[JN] Entre Janeiro e Novembro de 2007 foram
devolvidos 802 894 cheques no valor de 3,17 mil milhões de euros. A
falta de provisão (de dinheiro) na conta foi o motivo mais comum para
as devoluções, tendo naquele período sido detectados 604 182 cheques
"carecas", no valor de 1,72 mil milhões de euros.
Os dados do Banco de Portugal mostram que no ano passado se registou
uma média de 2433 cheques devolvidos por dia e que cerca de 75% das
recusas por parte dos bancos em receber ou pagar o cheque se devem ao
facto de não haver dinheiro na conta.

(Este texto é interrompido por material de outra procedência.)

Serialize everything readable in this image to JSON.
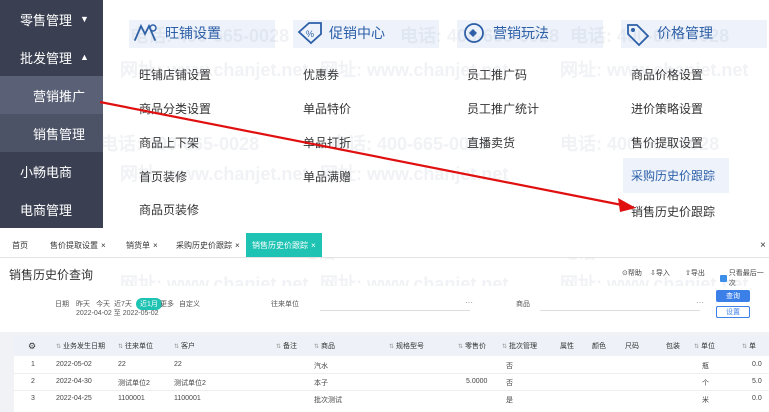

Ainda assim, os "carecas"
diminuíram face a 2006.
Além da falta de provisão, o Banco de Portugal regista um número cada
vez maior de reclamações devido a falsos endossos e também por uso
abusivo da figura da "revogação do cheque". Ainda que estes casos
representem uma reduzida percentagem do número total de cheques que
passam diariamente pelo sistema financeiro, o BdP reconhece os efeitos
negativos destas situações e divulgou no seu "site" um conjunto de
"boas práticas na utilização dos cheques" (ver ficha).
Os dados do Banco de Portugal (ontem divulgados e com informação até
Novembro de 2007) mostram que no ano passado a devolução de cheques (em
número e valor) se manteve relativamente estável e, que no que diz
respeito aos cheques "carecas", se registou até uma ligeira redução.
Comparando os períodos homólogos, verifica-se que entre Janeiro e
Novembro de 2006 foram detectados 659 mil cheques sem provisão (contra
604 em 2007), cujo valor ascendeu a 1,79 mil milhões de euros (que
compara com 1,72 mil milhões no ano seguinte). Contas feitas,
conclui-se ainda que a média diária de cheques sem provisão ronda os
1830 - abaixo dos dois mil, tal como aconteceu em 2006.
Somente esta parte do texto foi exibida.